Il y a ceux qui s’autorisent enfin à « souffler ». Et ceux qui savent qu’il va falloir « tout recommencer » : 10 à 15 % des proviseurs ont fait le choix, face au mouvement de contestation inédit qui a concerné, ces dernières semaines, la passation des premières épreuves du « bac Blanquer », de reporter la session. Un tiers n’a pas encore donné le coup d’envoi, ayant jusqu’à la mi-mars pour le faire. Mais pour les deux tiers des établissements qui ont déjà convoqué ces épreuves communes de contrôle continu – les E3C, valant pour 30 % de la note finale du baccalauréat réformé –, l’heure d’un premier bilan a sonné.
Bilan positif, martèle-t-on au ministère de l’éducation, où l’on estime la contestation enseignante et lycéenne circonscrite à « certains lycées » de « certaines académies » – comme Paris, Clermont-Ferrand, Créteil… –, quand d’autres, à l’image d’Orléans-Tours ou d’Amiens, n’ont guère fait parler d’elles.
« Là où personne ne crée de désordre, les choses se passent tout à fait normalement », a assuré Jean-Michel Blanquer mercredi 5 février lors des questions en séance publique au Sénat. Bousculé par des sénateurs de gauche, comme il l’avait été la veille par des députés à l’Assemblée, le ministre de l’éducation a fait valoir de nouvelles statistiques : 85 % des établissements où les élèves de 1re ont composé n’ont pas connu de perturbations (« rien de majeur, en tout cas », précise-t-on dans l’entourage du ministre). Plus de un million de copies – sur 1,7 million attendues – ont d’ores et déjà été numérisées en vue de leur correction.

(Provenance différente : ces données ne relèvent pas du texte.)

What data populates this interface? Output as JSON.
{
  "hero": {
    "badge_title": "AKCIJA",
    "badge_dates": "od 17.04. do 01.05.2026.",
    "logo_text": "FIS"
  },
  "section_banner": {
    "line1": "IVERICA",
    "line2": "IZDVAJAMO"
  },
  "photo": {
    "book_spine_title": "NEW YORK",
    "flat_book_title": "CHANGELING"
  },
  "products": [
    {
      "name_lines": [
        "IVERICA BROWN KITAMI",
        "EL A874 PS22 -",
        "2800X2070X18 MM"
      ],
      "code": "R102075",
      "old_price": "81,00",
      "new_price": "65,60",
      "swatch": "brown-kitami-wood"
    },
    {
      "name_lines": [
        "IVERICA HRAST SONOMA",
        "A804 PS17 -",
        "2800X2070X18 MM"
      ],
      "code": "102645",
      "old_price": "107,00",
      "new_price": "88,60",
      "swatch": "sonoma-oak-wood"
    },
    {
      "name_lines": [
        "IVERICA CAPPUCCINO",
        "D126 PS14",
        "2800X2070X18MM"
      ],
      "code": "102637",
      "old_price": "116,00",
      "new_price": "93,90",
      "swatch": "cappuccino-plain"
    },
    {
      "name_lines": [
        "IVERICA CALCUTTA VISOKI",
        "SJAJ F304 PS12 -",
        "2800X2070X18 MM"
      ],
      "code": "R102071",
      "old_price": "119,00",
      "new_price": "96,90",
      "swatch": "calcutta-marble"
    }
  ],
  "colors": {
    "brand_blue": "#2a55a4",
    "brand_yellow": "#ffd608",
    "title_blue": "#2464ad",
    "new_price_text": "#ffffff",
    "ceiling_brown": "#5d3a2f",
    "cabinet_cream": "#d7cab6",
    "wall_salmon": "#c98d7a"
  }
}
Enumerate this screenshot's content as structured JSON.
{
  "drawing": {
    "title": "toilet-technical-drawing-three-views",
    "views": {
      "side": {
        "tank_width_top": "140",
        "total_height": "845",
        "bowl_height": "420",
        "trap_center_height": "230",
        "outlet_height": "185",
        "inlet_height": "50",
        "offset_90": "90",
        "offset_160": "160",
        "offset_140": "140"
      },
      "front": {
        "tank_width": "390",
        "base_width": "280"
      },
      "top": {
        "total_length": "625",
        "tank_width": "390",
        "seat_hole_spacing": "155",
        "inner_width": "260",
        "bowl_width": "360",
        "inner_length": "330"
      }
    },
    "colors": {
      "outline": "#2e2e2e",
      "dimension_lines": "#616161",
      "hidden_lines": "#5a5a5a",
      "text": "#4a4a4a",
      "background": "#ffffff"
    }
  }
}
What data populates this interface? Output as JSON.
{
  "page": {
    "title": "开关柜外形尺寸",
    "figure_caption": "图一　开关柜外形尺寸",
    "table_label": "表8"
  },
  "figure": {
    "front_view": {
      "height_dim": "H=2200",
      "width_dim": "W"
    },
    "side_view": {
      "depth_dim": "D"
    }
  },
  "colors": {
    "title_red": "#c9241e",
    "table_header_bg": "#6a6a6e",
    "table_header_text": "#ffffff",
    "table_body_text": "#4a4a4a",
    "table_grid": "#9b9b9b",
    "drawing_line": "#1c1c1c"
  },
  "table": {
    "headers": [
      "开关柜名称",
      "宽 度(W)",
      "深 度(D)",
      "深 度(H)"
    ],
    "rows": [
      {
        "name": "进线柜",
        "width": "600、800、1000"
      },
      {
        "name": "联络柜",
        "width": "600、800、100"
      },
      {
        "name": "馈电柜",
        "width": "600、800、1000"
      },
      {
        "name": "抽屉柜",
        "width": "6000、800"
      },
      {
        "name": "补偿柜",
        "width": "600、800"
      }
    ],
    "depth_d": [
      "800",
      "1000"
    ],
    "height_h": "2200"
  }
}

Mais la démonstration par les chiffres peut-elle suffire à convaincre de la bonne marche de la réforme ? Pour les proviseurs comme pour les enseignants mobilisés qui n’ont cessé de réclamer le report ou l’annulation des épreuves communes de contrôle continu (E3C), elle a atteint ses limites. Dans leur bouche, la même petite phrase revient : « Les épreuves sont passées, ça ne veut pas dire que la réforme du bac passe. » D’autant qu’une deuxième session d’E3C est prévue entre avril et mai (la troisième et dernière session n’intervenant qu’à la fin de la terminale).
« Du jamais-vu »
« Au vu de nos remontées, nous pouvons affirmer que 87 % des lycées qui ont composé ont passé le cap des premières épreuves, reconnaît Philippe Vincent, porte-parole du SNPDEN-UNSA, syndicat majoritaire parmi les personnels de direction. Mais les statistiques ne disent pas tout : je ne connais pas d’établissement dont l’équipe de direction ne s’est pas interrogée sur sa capacité à organiser l’examen, souligne ce proviseur à Aix-en-Provence (Bouches-du-Rhône). Et presque la moitié a eu à surmonter des appels à la grève, aux blocages ou au boycott. » Avec parfois des dérapages : quarante-cinq personnels de direction ont été victimes d’insultes, d’agressions ou de menaces, affirme-t-il. « Du jamais-vu », selon lui.